While written on the graduate level, I never felt like Bock was talking over my head. This level of writing is important to consider when examining the author’s treatment of introductory material. Bock does not bother investing in lengthy debates. He does, however, summarize them in order for the reader to better comprehend the idea that informs his perspective on Luke’s writings: Luke and Acts are two volumes of essentially one work.
Bock explains why this unified reading is so important to understanding Luke-Acts:
…we contend that Luke-Acts as well as Luke and Acts is intended to set forth the program of God as delivered through Jesus. The Christ was sent to bring the kingdom and Spirit to people of all nations who embraced his message of promise and deliverance. Jesus is the promised Messiah who also was vindicated by God to show he is Lord of all. So the kingdom message can go to all (p. 60).

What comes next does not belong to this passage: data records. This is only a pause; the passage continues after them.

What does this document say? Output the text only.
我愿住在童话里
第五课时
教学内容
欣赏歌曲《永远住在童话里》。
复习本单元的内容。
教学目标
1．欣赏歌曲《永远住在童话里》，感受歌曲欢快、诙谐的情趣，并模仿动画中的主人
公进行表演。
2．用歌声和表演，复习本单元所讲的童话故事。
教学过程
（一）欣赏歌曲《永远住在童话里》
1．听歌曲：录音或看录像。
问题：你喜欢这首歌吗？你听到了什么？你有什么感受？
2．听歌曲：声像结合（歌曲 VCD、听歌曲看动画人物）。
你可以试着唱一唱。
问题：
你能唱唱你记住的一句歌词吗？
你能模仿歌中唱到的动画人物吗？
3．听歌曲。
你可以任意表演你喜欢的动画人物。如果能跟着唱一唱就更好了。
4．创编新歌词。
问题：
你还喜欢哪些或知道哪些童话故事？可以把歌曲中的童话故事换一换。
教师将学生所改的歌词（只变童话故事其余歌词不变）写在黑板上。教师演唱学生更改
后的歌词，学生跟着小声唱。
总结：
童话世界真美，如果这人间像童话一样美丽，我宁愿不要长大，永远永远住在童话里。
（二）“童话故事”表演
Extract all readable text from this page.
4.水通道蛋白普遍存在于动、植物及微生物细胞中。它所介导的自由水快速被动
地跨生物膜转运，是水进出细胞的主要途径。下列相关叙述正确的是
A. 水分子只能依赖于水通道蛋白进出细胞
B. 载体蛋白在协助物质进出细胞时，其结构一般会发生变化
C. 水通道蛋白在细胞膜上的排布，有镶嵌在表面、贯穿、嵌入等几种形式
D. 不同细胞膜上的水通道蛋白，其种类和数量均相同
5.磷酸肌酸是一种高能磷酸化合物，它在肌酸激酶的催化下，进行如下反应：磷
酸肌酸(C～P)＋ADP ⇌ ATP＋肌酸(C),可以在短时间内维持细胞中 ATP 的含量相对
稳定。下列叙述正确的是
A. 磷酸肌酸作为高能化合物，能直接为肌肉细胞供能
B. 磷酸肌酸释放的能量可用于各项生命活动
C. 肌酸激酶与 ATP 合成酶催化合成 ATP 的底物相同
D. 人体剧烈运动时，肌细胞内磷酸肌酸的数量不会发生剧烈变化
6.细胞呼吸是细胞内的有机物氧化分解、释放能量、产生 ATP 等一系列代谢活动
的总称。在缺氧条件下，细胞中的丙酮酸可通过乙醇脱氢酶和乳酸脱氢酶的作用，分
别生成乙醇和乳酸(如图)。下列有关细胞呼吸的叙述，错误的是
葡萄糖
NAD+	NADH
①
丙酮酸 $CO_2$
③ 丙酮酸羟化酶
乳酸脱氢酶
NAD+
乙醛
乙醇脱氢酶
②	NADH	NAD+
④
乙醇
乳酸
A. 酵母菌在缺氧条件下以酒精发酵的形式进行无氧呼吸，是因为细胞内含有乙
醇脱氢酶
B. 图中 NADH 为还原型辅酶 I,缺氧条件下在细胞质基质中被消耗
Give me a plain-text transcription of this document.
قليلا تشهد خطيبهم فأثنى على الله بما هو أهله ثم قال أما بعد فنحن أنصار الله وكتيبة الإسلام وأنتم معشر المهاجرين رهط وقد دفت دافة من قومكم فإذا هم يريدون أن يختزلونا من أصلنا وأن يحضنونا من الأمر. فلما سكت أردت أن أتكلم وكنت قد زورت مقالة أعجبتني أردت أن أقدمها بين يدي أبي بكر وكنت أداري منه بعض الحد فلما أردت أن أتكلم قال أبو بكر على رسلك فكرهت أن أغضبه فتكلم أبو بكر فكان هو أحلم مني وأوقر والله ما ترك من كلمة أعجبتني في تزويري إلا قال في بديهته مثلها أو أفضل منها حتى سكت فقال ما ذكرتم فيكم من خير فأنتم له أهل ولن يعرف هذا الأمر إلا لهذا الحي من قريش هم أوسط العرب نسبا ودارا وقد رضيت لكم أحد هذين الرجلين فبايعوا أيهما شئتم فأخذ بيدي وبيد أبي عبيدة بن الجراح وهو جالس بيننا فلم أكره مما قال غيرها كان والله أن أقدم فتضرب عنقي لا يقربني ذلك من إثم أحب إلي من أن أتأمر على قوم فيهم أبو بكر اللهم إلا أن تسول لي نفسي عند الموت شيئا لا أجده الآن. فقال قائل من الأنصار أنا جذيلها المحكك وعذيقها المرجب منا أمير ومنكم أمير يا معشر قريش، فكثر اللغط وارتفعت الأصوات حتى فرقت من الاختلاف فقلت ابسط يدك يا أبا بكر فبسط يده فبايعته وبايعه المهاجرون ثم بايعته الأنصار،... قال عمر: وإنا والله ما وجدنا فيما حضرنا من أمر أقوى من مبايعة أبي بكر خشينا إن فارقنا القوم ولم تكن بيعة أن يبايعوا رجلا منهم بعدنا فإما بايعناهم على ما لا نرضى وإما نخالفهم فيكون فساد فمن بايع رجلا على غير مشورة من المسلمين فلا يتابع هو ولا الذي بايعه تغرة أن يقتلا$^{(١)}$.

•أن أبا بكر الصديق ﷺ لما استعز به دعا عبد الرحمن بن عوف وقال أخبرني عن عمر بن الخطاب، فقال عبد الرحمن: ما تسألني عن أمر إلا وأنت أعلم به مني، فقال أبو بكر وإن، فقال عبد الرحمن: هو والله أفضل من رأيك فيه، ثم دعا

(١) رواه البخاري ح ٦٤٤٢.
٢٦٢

This argument may not be unique in the great history of Christian theology, but it is offered with clarity and integrity in A Theology of Luke and Acts. Bock’s assessment is critical, in my opinion, to understanding how Christian’s today should respond to the kingdom of God. Because in order to respond and take part, we must first discover the kingdom. By reading Luke and Acts as Luke-Acts, and subsequently drawing upon the themes of both volumes, we see a kingdom that is robust, diverse and ecumenical.
All in all, Bock’s book is a worthwhile read. It may not be the kind of reading that every Christian enjoys, but the insights and breakdowns offered within the text are incredibly valuable for all Christians.